Is this the real life? Is this just VFX?

As technology offers the chance to change people’s ages, transform black-and-white footage into colour, and bring actors back from the dead, we explore how this is shaping our perception of history and what it means for actors’ futures

Had The Irishman been produced when Martin Scorsese and Robert De Niro first started developing it back in 2007, it would have looked markedly different. At the centre of the film’s hype has been both the all-star trifecta of De Niro, Al Pacino and Joe Pesci, and an ambitious proposition: to use CGI to digitally ‘de-age’ the characters throughout the film’s fluctuating timeline as it tours through the life of ­hitman Frank Sheeran.

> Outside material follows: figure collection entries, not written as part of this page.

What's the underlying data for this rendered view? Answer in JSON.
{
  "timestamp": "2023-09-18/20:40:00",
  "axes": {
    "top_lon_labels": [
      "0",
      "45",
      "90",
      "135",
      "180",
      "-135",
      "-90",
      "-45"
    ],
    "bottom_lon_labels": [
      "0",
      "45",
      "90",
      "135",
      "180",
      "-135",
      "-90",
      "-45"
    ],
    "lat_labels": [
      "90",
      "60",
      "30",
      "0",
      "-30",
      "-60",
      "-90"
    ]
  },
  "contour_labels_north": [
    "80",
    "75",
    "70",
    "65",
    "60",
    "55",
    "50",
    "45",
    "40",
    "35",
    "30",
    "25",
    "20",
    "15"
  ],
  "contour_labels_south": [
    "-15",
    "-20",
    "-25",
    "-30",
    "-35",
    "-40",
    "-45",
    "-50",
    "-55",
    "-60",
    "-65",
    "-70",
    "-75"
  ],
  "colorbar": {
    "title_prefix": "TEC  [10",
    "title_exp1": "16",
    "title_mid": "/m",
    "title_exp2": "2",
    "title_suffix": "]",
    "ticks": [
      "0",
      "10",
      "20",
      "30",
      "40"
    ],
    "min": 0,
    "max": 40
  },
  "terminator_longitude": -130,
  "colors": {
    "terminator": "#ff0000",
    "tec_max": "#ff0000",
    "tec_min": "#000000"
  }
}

Making stars look younger on-screen is nothing new – image manipulation, prosthetics, and good old make-up have been tampering with time for years. ­Rather than use motion capture, however, the team working on The Irishman instead developed a new rig including ‘witness’ infrared cameras designed to give a better trans­lation into 3D. The CGI was informed by real material filmed throughout each ­actor’s career, which was pieced together to create a younger version of the characters, rather than the actors.

“Scorsese’s design of the characters was based on the fact that he didn’t want to rewind 30 years and find Jimmy Conway from Goodfellas,” explains Pablo Helman, visual effects supervisor at ILM, the studio behind the de-ageing effects. “The director is creating a younger version of Frank Sheeran, who was 6ft 4in tall and weighed 240lbs. So, his face is wider and overall he has a heavier presence.” Likewise, Pesci’s character, Russell Bufalino, is depicted as a thin 53-year-old, rather than the Pesci we see in Home Alone, who was in his 50s at the time.

Top: Still from The Irishman; Above: A before and after comparison of the digitally de-ageing technique used on Joe Pesci. Image courtesy of ILM

“Scorsese’s design also took into account that these characters have had a ‘difficult’ life. Basically, they were damaged goods,” Helman adds. “[He] is creating characters; it’s the same thing he would do if he had used an approach based on physical make-up.”

BRINGING HISTORY BACK INTO COLOUR

Though The Irishman is loosely based on true events – real people, at least – it is detached enough that the team could construct their own vision for each character. Yet other films tackling real events have a duty to avoid taking too many artistic liberties. When Peter Jackson’s poignant First World War film They Shall Not Grow Old was released in 2018, it met with universal acclaim for having brought the people and events along the Western Front a century prior back into vivid colour.